On the Influence of the Irradiation Depth on the Microstructural Evolution of FeCrX (X=Ni,Si,P) Alloys under Ion Irradiation: Begońa Gómez-Ferrer1; Cristelle Pareige1; Philippe Pareige1; 1University of Rouen
The in-service behavior of high-Cr Ferritic-Martensitic steels –candidate structural alloys in future GEN IV and fusion reactors—is a key issue that requires a deep understanding of the microstructural changes operating under neutron-irradiation. Nevertheless, given the complexity of these processes and the restricted access to neutron-irradiations, the community focuses on model experiments performed on Fe-Cr alloys using ion-irradiations as alternative. However, transferability issues arise. In neutron irradiated Fe-Cr alloys (>9%) at 300°C α/α' decomposition was observed at low dose but not under ion-irradiation. Also, in low purity Fe-Cr model alloys, formation of NiSiPCr-enriched clusters formed under both ion and neutron irradiations was revealed with Atom Probe Tomography (APT). Within the framework of the European FP7/MatISSE project, FeCrX (X=Ni,Si,P) model alloys have been self-ion irradiated at 5 MeV and 300°C at two different fluences. APT characterization along the implantation profile provides insights on the origin of the differences and commonalities described.
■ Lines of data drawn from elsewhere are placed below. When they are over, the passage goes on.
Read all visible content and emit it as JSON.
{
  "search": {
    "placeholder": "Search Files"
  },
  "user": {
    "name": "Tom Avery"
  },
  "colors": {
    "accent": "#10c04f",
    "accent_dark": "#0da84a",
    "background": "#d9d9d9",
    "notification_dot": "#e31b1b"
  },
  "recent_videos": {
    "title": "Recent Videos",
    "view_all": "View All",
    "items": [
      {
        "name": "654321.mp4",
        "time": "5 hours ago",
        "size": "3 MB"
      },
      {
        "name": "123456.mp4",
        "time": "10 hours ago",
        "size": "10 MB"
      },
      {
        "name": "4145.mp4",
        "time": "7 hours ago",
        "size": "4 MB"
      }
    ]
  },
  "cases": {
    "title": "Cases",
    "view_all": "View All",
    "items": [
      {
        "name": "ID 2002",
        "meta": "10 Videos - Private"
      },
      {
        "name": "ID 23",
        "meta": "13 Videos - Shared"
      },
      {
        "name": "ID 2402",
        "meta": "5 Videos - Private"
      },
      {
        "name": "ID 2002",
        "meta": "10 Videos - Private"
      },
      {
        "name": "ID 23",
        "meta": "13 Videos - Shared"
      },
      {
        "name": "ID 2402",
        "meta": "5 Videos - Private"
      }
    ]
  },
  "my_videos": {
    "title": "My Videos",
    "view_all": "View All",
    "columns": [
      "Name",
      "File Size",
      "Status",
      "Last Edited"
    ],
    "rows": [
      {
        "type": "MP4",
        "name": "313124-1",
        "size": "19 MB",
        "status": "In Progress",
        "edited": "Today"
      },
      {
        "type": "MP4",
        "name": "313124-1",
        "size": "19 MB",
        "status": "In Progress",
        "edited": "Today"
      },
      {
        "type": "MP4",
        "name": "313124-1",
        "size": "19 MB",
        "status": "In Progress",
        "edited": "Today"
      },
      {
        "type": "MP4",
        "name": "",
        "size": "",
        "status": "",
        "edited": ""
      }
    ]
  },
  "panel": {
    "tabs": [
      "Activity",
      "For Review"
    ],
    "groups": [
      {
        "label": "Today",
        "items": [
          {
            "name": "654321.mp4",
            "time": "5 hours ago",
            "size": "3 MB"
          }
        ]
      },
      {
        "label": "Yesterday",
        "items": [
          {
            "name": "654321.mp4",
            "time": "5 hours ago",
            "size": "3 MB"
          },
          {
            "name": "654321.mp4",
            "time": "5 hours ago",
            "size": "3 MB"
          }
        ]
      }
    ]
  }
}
Prismatic Dislocation Loop Interaction with Free Surface in BCC Metals: Jan Fikar1; Roman Gröger1; Robin Schäublin2; 1IPM; 2ETHZ
The prismatic loops appear in metals as a result of high-energy irradiation. Understanding their formation and interaction is important for quantification of irradiation-induced deterioration of mechanical properties. Characterization of dislocation loops in thin foils is commonly done using transmission electron microscopy (TEM), but the results are inevitably influenced by the proximity of free surfaces. The prismatic loops are attracted to free surfaces by image forces. Depending on the type, size and depth of the loop in the foil, they can escape to the free surface, thus invalidating TEM observations and conclusions. We present an easy applicable and general method to estimate the critical depth for various dislocation loops in the thin foil and to correct the TEM measurements. The method is verified by atomistic simulations in BCC iron and tungsten on dislocation loops with Burgers vector 1/2<111> and <100> and with various shapes.